In large-model distributed training, especially large language model workloads, gradient All-Reduce increasingly stresses the memory and communication path. This paper asks whether a Compute Express Link (CXL) memory controller can aggregate low-bit gradient signals as gradient cache lines pass through it, while preserving a 32-bit floating-point (FP32) path for workloads, layers, or phases that should not use low-bit approximation. We present NEURON-Fabric, a CXL-side controller architecture that performs packed gradient-binary (G-Binary) sign-count aggregation and gradient-ternary (G-Ternary) gated aggregation near CXL memory, with a control interface for selecting low-bit or FP32 paths. Cycle-level timing experiments show that the measured five-cycle low-bit aggregation datapath adds at most 1.67 percent exposed runtime overhead in the full last-level-cache miss regime; under bandwidth pressure, the same compute stage is hidden by CXL service time. Functional tests confirm byte-exact identity read-back, G-Binary sign-count aggregation, and G-Ternary gating. Training checks quantify the communication and accuracy tradeoff: low-bit aggregation remains close to FP32 on CIFAR-10/ResNet-18 and SST-2/DistilBERT, while full-path low-bit aggregation fails on CIFAR-100/ResNet-18. Layer-aware admission identifies the classifier head as sensitive; keeping the head on FP32 while applying low-bit aggregation to the backbone recovers most accuracy and reduces gradient traffic to 3.6-5.4 percent of the FP32 baseline. Hardware synthesis and FPGA place-and-route estimates suggest that the 512-bit aggregation datapath is small enough to be treated as a near-memory datapath extension rather than a separate accelerator-scale block.

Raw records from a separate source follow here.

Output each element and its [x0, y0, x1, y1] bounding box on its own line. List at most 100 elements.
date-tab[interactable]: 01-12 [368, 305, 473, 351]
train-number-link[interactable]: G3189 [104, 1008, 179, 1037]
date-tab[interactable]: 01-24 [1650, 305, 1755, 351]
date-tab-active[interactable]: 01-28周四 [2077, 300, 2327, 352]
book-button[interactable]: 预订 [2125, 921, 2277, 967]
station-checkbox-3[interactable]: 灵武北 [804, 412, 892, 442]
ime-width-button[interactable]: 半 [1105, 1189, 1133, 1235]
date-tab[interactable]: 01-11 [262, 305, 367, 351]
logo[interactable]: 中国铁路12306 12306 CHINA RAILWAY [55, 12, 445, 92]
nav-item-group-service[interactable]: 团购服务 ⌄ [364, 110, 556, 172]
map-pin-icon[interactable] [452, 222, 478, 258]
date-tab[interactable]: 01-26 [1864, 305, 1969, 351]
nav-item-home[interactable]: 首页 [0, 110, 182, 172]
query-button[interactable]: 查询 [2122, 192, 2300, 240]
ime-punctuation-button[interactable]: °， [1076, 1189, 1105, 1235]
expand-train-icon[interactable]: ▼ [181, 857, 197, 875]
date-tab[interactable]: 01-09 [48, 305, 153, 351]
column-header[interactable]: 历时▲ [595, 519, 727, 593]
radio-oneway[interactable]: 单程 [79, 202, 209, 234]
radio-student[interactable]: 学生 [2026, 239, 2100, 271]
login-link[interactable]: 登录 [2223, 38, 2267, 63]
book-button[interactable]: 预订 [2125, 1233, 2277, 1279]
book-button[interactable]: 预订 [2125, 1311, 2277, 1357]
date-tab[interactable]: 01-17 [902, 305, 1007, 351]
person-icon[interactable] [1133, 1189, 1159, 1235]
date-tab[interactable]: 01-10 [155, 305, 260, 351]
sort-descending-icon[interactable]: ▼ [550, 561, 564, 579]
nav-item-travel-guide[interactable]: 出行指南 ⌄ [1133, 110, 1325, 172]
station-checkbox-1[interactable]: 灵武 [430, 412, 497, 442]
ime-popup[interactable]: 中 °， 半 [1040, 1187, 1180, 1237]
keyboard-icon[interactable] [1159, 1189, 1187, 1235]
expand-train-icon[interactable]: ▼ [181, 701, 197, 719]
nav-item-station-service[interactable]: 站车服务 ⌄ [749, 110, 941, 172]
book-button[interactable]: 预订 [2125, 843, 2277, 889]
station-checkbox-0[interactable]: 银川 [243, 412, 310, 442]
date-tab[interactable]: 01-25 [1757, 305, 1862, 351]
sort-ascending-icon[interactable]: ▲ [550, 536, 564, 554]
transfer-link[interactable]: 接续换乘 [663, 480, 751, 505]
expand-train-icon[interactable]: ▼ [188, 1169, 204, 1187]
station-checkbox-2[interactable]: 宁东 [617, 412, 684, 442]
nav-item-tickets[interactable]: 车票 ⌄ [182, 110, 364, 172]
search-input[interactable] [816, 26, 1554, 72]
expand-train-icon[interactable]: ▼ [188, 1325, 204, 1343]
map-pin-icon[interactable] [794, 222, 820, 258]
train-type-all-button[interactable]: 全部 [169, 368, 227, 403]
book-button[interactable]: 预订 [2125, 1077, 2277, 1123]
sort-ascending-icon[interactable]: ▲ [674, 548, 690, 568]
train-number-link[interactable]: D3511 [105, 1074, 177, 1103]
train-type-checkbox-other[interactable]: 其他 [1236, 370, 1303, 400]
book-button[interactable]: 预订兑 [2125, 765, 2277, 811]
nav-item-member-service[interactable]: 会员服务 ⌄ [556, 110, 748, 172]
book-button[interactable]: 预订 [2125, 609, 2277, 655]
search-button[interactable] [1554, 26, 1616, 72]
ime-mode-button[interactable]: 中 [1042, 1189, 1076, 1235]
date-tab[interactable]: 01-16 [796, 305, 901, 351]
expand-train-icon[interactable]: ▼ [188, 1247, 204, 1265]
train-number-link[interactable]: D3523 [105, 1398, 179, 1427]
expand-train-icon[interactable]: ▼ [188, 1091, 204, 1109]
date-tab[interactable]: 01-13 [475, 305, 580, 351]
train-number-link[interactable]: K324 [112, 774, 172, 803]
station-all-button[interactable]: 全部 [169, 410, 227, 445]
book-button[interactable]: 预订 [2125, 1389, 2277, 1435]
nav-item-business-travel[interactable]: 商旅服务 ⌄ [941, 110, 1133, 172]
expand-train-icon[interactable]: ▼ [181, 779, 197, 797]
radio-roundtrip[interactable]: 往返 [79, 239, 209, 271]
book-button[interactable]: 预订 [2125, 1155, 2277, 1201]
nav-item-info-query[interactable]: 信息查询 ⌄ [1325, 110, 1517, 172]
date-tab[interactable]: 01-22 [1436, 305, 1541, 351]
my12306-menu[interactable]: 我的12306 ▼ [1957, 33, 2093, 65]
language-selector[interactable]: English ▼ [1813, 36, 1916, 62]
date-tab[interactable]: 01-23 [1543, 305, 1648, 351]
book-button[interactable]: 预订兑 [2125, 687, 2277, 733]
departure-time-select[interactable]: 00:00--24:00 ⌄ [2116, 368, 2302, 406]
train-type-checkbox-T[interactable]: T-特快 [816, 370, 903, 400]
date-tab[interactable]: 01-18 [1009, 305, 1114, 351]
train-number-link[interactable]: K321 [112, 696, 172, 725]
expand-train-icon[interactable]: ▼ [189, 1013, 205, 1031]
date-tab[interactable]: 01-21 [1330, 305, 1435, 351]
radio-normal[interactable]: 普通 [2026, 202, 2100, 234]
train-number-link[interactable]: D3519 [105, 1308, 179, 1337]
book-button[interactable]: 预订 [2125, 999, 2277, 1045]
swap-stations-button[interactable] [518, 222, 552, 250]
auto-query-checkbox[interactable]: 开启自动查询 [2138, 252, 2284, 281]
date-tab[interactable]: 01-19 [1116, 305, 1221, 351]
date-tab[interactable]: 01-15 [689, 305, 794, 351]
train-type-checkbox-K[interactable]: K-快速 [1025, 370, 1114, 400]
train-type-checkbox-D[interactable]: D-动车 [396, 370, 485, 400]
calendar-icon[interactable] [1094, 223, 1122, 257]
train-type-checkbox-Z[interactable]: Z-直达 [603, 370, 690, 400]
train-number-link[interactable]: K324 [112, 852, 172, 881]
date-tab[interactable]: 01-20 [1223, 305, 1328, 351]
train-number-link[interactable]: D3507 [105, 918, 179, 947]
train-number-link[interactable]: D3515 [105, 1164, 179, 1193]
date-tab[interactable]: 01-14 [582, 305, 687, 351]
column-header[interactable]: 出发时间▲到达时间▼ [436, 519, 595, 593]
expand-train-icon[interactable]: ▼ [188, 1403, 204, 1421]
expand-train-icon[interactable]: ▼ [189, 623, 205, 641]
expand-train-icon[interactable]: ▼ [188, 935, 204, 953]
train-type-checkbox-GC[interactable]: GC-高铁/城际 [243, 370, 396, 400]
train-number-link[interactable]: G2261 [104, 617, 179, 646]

翻译：在大模型分布式训练中，尤其是大型语言模型工作负载下，梯度全规约（All-Reduce）日益加剧了内存与通信路径的压力。本文探讨Compute Express Link (CXL)内存控制器能否在梯度缓存行流经时聚合低比特梯度信号，同时为不适用低比特近似的工作负载、网络层级或训练阶段保留32位浮点(FP32)路径。我们提出NEURON-Fabric——一种CXL侧控制器架构，可在CXL内存附近执行打包梯度二进制(G-Binary)符号计数聚合与梯度三值(G-Ternary)门控聚合，并配备用于选择低比特或FP32路径的控制接口。周期级时序实验表明，在完整末级缓存缺失场景下，所测得的五周期低比特聚合数据通路额外运行时开销最多为1.67%；在带宽压力下，该计算阶段可被CXL服务时间完全掩盖。功能验证确认了字节精确一致回读、G-Binary符号计数聚合及G-Ternary门控功能。训练测试量化了通信与精度权衡：在CIFAR-10/ResNet-18和SST-2/DistilBERT上，低比特聚合接近FP32性能，而全路径低比特聚合在CIFAR-100/ResNet-18上失效。层级感知准入控制识别出分类器头部为敏感区域：保留头部采用FP32，对骨干网络应用低比特聚合，可恢复大部分精度，并将梯度流量降至FP32基线的3.6%-5.4%。硬件综合与FPGA布局布线估算表明，512位聚合数据通路足够精简，可视为近内存数据通路扩展而非独立的加速器级模块。